Although 87% of deliveries in South Africa happen in health facilities, the report highlighted that one out of three deaths was “evidently avoidable”.

Clarke said that although South African nurses have “mostly” passed through the training, which should ensure that they care properly for mothers and babies, there are other “human skills” and materials they lack that prevent them from doing a good job.

“Nurses in state hospitals have become desensitised. Perhaps it’s their way of coping with the overcrowding, work pressure, as well as the lack of equipment and drugs. They have removed themselves from the situation to survive. Their hearts are no longer in their work. They are robots,” said Clarke.

For the most part, she said, instead of “quiet, dignified and careful birth attendants”, pregnant women at public health facilities are confronted with “harsh, hostile and overworked nurses and absolutely no privacy”.

The Human Rights Watch report recommended the appointment by the health department of a full-time “special” officer to oversee confidential inquiries into maternal deaths and that the Human Rights Commission conduct a public inquiry into the abuse of women in health facilities during pregnancy, delivery and after birth.

Clarke said health workers who mistreat mothers should be held accountable. But rather than simply pursuing “cruel” nurses and punishing them, with often ineffective mechanisms, she’s convinced that the establishment of more small birth houses such as her own, which operate within communities, “where everyone knows the nurse and someone will do or say something if she mistreats someone”, offer a more viable, long-term solution to the situation.

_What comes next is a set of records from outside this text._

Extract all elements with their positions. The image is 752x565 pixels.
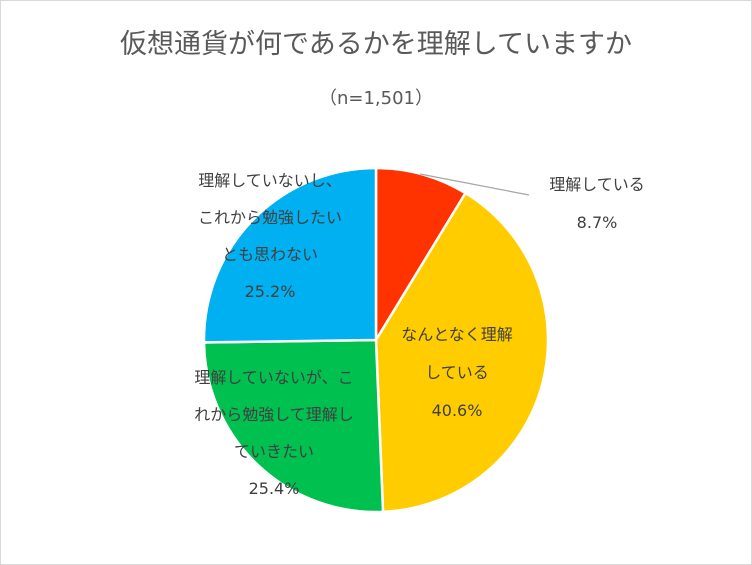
slice-category-label: れから勉強して理解し — [194, 405, 354, 424]
slice-category-label: ていきたい — [234, 442, 314, 461]
slice-value-label: 40.6% — [432, 401, 483, 420]
chart-title: 仮想通貨が何であるかを理解していますか — [120, 29, 632, 60]
chart-subtitle: （n=1,501） — [318, 88, 434, 109]
slice-category-label: している — [425, 363, 489, 382]
slice-category-label: なんとなく理解 — [401, 325, 513, 344]
pie-slice-3 — [202, 338, 385, 514]
pie-slice-2 — [374, 191, 550, 514]
leader-line — [419, 173, 530, 196]
slice-value-label: 8.7% — [577, 213, 618, 232]
slice-category-label: とも思わない — [222, 245, 318, 264]
pie-slice-4 — [202, 166, 378, 344]
slice-category-label: 理解していないし、 — [198, 171, 342, 190]
slice-value-label: 25.2% — [245, 282, 296, 301]
slice-value-label: 25.4% — [249, 479, 300, 498]
slice-category-label: 理解している — [549, 175, 645, 194]
slice-category-label: 理解していないが、こ — [194, 368, 353, 387]
slice-category-label: これから勉強したい — [198, 208, 342, 227]
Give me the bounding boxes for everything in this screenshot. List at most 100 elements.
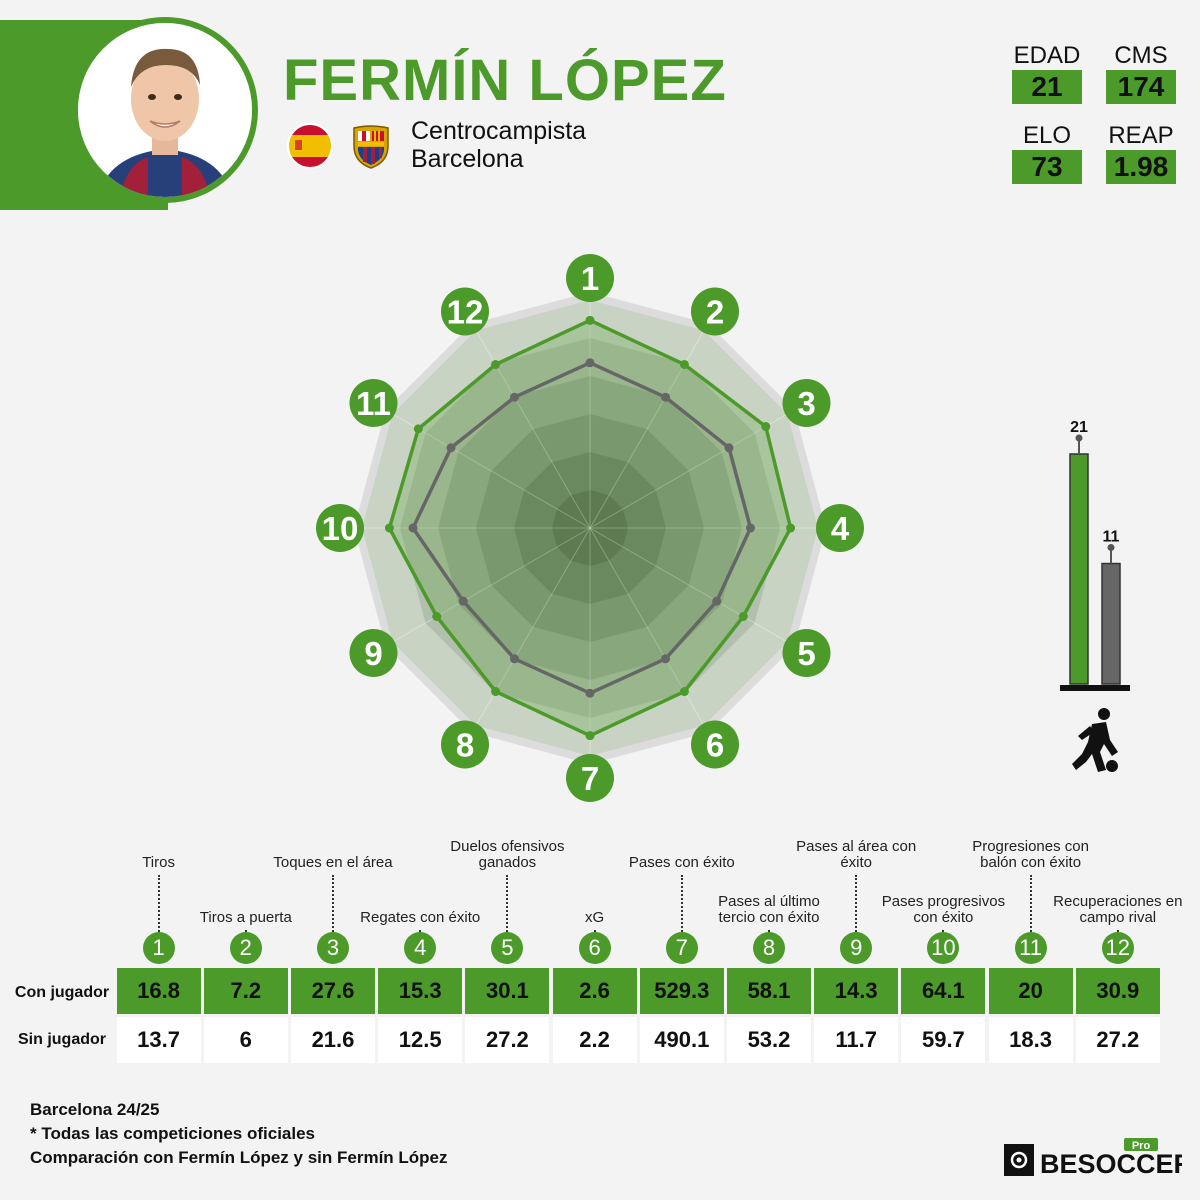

Clarke bemoaned the fact that she’s the only midwife in the Hamburg district. “South Africa has a serious shortage of adequately trained midwives. Most so-called midwives working in state hospitals are actually nurses with only six months of training in midwifery,” she said. “This situation is costing a lot of lives —”

In her house across a dry field strewn with broken bottles, Noyise Mtshonisi changes eight-month-old Luko’s nappy. The child falls asleep on her back while his mother washes his soiled nappy. Mtshonisi gazes down the hill, to the almost full graveyard below her home. She knew some of the mothers and babies buried there. She knows she and Luko could “easily” have been there too.

Some of the graves are still fresh with loose dark-brown soil and gravel scattered in heaps around them.

Mtshonisi said, with a sigh: “I am poor, but I am not stupid and I have questions. I would like to ask someone big, someone maybe in the government: Why, after so many years of our suffering, are the conditions in the hospitals around here just getting worse? Why are our lives so cheap?”

She pegs her baby’s nappy to a wire fence, where the wind blows softly. “Pregnant women aren’t asking for much,” said Mtshonisi. “Just small pockets of niceness.”